Looking Back on Hypercritical


A weekly talk show ruminating on exactly what is wrong in the world of Apple and related technologies and businesses. Nothing is so perfect that it can’t be complained about.

Sadly, John Siracusa’s “Hypercritical” podcast will be wrapping up in December. It was an amazing show. Astonishing and informative. It’s well laid out and fun to listen to. Thankfully, much of it is timeless. While many shows did get wrapped up in the news of the moment, the best of the podcast dealt with evergreen issues, complete with technical histories and constructive criticism, all with an eye towards the reality of the situations.

When all is said and done, “Hypercritical” will have lasted 100 or so episodes. It’s worth listening to all of it, but I’ll give you a short cut. Here are the highlights of the podcast, in my mind. These are the best of the show and the most representative:

  • The History of Video Game Joysticks: In which Siracusa plows through a history of home gaming console controllers, analyzing their layout, their buttons, their functionality, their joysticks, and more. It was such a gigantic topic that it spread out across multiple shows.

  • Why PHP Sucks: As a computer programmer who’s toyed with PHP before, I had an interest in this one. But Siracusa — a professional Perl programmer (like myself!) — points out all of PHP’s shortcomings, including the absurd number of functions the language has. Alternate title for this series: Perl Rules, PHP Droolz. It’s fun to listen to co-host Dan Benjamin’s disbelief when Siracusa points out the advantages of Perl as a language.

  • Why Wikipedia Sucks: It’s not about truth. It’s about quoting someone else. This should be Must Reading for any internet user.

  • A Brief History of Processor Chips: This is last week’s episode.
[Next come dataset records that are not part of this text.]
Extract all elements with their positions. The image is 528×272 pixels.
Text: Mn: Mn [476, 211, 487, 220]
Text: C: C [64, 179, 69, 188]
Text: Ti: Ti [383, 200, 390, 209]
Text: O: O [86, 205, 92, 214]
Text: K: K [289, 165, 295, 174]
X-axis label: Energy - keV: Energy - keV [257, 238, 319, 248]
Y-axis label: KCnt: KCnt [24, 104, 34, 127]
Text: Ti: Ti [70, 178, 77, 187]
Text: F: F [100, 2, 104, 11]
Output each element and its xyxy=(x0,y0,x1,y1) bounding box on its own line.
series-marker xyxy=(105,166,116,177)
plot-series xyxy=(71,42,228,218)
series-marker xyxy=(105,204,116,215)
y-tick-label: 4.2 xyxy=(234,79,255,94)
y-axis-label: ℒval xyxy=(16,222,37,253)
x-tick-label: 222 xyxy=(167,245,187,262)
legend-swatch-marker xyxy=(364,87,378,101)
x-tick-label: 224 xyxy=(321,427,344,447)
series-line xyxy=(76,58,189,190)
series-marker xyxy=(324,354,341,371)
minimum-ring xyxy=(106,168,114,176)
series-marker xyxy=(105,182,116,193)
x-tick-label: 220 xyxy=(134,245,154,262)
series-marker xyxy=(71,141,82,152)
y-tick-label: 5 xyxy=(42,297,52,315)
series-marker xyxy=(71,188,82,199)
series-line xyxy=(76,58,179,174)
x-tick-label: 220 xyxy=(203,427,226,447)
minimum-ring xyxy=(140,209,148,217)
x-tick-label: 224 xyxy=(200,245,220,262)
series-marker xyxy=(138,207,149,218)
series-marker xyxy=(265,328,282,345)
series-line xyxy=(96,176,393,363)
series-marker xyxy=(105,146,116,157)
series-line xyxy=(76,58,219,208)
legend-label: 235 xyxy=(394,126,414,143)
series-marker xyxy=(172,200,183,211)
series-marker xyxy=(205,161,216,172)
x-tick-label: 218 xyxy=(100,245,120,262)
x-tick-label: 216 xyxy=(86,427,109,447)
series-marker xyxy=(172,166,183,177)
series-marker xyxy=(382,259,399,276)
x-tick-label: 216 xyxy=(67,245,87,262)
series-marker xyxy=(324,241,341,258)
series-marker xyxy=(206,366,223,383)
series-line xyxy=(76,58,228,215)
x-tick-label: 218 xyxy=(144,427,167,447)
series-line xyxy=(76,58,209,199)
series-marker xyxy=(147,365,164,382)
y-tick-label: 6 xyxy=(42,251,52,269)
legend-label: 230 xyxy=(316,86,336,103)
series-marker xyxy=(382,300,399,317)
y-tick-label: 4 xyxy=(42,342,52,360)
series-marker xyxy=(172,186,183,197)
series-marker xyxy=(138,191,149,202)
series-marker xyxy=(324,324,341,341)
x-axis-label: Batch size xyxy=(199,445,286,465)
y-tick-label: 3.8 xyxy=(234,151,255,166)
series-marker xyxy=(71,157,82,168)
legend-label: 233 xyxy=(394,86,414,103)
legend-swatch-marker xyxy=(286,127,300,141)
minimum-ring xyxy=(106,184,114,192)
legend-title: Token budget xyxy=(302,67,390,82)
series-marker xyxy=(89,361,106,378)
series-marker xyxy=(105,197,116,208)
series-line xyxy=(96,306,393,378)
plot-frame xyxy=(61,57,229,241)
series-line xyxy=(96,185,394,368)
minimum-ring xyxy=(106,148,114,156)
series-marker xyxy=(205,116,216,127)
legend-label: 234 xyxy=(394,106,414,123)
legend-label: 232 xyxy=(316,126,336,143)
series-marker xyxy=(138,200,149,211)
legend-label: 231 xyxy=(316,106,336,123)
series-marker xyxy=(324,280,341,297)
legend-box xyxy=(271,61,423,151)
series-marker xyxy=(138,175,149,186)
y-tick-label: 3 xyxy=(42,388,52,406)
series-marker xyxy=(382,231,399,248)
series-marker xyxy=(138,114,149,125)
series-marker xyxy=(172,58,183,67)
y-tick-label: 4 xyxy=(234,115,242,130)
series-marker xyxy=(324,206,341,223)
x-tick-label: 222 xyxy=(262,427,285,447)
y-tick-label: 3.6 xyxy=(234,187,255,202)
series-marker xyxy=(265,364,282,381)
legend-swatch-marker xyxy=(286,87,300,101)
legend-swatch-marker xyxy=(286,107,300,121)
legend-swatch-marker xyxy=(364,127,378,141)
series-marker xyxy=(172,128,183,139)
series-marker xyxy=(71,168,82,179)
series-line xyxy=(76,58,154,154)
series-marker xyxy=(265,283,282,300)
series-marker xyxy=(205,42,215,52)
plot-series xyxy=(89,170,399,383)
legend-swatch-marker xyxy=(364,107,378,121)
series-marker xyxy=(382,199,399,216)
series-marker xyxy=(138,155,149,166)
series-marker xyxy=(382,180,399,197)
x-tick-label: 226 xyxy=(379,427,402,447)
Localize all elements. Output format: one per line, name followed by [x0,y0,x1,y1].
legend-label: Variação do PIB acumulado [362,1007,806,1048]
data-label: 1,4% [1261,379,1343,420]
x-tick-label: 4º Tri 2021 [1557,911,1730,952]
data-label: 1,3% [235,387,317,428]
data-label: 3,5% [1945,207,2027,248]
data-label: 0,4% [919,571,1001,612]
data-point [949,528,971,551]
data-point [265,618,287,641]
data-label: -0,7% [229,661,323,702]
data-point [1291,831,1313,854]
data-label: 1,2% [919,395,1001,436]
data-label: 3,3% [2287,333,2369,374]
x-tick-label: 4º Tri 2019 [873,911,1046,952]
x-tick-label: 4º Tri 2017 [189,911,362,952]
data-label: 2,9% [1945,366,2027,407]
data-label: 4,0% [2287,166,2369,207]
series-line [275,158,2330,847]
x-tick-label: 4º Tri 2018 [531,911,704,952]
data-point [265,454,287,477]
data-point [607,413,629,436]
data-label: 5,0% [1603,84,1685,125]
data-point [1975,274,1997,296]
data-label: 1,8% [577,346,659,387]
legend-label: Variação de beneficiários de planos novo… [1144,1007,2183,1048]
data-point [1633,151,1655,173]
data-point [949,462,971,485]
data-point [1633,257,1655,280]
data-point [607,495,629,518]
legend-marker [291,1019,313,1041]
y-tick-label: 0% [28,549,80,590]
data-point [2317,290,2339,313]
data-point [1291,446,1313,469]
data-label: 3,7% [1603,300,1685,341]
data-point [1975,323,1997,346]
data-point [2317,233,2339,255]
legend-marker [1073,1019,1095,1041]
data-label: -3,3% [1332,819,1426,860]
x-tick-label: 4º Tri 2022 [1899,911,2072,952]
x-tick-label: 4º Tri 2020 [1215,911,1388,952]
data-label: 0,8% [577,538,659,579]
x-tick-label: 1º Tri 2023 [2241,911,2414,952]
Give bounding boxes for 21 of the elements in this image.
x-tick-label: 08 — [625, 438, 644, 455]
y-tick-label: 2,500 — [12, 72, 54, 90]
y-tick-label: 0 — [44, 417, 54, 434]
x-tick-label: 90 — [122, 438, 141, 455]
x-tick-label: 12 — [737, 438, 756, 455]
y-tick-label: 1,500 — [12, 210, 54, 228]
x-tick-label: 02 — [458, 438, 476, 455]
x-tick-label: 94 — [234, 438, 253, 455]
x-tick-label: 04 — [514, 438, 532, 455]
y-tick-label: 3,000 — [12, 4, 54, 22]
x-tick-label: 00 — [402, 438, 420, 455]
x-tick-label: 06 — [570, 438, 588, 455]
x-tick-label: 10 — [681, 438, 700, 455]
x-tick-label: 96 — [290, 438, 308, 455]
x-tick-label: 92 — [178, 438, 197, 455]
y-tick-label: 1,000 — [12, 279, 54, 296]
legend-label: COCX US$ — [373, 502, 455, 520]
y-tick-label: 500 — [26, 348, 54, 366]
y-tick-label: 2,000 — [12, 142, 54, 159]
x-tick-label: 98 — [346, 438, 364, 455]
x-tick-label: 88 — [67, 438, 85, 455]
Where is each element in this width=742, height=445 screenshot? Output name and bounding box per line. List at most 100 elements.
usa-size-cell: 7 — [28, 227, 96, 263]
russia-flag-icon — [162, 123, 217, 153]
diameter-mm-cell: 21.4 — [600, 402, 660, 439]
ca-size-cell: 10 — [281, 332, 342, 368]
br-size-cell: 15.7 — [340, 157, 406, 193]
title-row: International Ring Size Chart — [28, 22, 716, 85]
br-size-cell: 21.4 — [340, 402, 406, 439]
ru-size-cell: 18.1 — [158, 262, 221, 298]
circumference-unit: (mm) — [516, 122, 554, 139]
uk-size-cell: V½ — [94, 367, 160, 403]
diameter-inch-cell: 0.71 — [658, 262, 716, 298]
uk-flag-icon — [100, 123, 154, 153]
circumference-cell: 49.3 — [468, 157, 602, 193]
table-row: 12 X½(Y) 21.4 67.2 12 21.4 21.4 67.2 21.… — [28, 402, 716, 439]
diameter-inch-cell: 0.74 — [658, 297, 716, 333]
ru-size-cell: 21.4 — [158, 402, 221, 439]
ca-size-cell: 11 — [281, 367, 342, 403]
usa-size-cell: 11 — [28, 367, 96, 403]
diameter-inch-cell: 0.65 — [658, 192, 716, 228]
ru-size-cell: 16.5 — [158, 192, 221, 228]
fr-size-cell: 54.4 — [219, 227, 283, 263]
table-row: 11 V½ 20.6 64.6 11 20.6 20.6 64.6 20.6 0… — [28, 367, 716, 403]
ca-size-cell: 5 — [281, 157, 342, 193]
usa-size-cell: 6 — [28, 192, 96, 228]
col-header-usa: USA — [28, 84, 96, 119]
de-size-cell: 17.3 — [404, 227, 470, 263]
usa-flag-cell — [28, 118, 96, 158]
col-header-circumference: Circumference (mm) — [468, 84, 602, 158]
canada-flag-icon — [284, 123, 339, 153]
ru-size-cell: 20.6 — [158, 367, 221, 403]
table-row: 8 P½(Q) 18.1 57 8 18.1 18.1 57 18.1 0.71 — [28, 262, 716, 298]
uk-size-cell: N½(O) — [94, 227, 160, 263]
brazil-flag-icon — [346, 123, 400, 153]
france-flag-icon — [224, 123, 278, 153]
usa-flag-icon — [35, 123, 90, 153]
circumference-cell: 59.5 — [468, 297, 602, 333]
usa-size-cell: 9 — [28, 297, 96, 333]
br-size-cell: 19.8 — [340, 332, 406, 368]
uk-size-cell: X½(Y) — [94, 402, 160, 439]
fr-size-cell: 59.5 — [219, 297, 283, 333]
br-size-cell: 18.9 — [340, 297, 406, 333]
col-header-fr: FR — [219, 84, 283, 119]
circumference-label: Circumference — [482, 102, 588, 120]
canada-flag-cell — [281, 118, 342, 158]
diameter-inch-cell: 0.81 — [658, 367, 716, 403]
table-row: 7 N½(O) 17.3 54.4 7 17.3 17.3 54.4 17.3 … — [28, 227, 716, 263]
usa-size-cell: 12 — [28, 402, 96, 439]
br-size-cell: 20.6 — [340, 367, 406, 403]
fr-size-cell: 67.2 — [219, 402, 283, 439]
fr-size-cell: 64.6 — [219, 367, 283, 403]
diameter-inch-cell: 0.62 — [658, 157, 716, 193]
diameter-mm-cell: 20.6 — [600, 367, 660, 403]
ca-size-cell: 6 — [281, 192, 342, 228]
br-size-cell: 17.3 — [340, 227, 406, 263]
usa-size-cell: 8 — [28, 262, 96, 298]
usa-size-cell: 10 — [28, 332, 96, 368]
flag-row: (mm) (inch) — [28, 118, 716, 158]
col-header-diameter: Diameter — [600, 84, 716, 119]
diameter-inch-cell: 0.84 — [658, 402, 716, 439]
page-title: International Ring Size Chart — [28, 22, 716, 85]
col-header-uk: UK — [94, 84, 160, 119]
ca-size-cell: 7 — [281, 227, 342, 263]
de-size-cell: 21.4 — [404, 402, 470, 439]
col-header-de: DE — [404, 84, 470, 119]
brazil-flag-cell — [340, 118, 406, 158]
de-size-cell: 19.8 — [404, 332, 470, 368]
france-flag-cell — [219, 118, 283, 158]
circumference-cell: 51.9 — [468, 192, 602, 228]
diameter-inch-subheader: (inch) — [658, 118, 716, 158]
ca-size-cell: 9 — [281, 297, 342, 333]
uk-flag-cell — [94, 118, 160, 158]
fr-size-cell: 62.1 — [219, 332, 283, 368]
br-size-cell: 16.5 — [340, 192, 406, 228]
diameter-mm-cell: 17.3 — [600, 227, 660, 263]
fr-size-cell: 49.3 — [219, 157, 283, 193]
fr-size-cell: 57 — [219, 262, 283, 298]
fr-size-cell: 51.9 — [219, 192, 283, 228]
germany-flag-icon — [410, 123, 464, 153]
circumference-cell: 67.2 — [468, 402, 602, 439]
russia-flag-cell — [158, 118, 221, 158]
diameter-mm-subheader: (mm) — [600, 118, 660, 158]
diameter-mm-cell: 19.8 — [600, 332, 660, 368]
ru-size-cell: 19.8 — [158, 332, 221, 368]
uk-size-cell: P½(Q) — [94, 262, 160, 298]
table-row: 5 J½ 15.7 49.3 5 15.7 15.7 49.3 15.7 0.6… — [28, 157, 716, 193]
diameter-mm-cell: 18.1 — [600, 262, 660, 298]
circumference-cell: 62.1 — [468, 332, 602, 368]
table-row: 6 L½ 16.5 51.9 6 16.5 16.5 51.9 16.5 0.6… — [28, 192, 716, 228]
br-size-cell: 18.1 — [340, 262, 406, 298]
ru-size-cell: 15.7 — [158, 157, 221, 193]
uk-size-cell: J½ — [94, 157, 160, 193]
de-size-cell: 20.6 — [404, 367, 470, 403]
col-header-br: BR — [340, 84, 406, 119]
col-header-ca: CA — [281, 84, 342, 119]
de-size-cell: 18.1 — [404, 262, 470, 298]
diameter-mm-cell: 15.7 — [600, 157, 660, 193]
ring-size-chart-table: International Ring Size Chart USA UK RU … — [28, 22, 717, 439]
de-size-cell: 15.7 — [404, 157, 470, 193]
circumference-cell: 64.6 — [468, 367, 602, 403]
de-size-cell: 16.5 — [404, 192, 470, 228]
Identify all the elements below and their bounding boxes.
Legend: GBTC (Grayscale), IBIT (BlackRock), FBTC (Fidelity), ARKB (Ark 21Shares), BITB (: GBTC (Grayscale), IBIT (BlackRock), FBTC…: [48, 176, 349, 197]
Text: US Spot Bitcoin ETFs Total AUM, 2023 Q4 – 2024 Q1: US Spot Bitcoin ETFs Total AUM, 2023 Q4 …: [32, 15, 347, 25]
It’s ridiculously low level and geeky, but Siracusa lays out the case for why Apple won’t be quickly shifting from Intel chips to ARM chips, with a great history of how we got to the place we are today. Intel, RISC, registers, memory, etc.

  • Walter Isaacson got it all wrong: Not surprisingly, Siracusa didn’t like the Steve Jobs bio last year, and lists all the reasons why across two episodes:

  • File Systems For the Really Really Technically Curious, and Nobody Else: This is Siracusa at his most technical. It opened my eyes to the world of file systems, but I have to admit that there were times in these shows that my eyes glazed over just a tad.

I’m sure I’ll think of ten more tomorrow and kick myself for not including them here. The earliest shows talking about the problems with TV sets and TiVo are particularly good, for example. But I need to stop somewhere. So there’s my cheat sheet guide.

Thanks for all the great (and did I mention long shows), @siracusa. Hopefully, there will be some occasions somewhere for special outings. Hypercritical will be missed.

P.S. This post was written in Markdown. John Siracusa doesn’t use Markdown. He explains why in Episode #33, “Square Bracket Colon Smiley”

3 thoughts on “Looking Back on Hypercritical

  1. Great Post! I couldn’t agree more. Loved the File System topics in particular. Those podcasts single handedly turned me into a file system nerd as a result.

    My Friday’s will now not be nearly as good. I really enjoyed joining the chat and listening along suggesting as many titles as I could type out many times having the !s populated in the chat window just being ready to pounce on a good title suggestion.

    Fingers crossed for special shows!

    Also made me realize that there are fewer and fewer podcasts I really want to check out anymore. I like 5by5 but this, along with the Talk Show, were my top podcasts. Hopefully Dan can fill the gap!

  2. Hi Eric — Thanks! Sadly, I’ve never been a jackal. Just can’t do it from work, plus I’d never have the opportunity to pay enough attention to the show even if I could sneak it in. ;-)

    The 70 Decibels network has a few good shows that are worth a listen. Try “Enough” for their “Back to Work”-ish show or “Cmd+Space” for a weekly interview show, in particular. I like parts of “Mikes on Mics” and “Home Work,” though they get repetitive for me a bit too quickly.

    At this point, I don’t listen to a single TWiT show. That ran its course for me. Sad.

  3. Would have replied sooner but I decided to stay away from my computers over the holidays.

    It helps being in control of the network to get into the chats. Fortunately I doubt anyone would be able to recognize a irc window from word.

    Ill check out those shows. Thanks!

    Twit got weird the last couple years. I still check out Security Now only because they actually have timely topics and interesting tech info but otherwise there’s nothing on tht network I can put up with anymore.

    Outside of 5by5 Mast Feed I really only listen to a handful of other shows. Adam Carolla, Talk Show, and security now.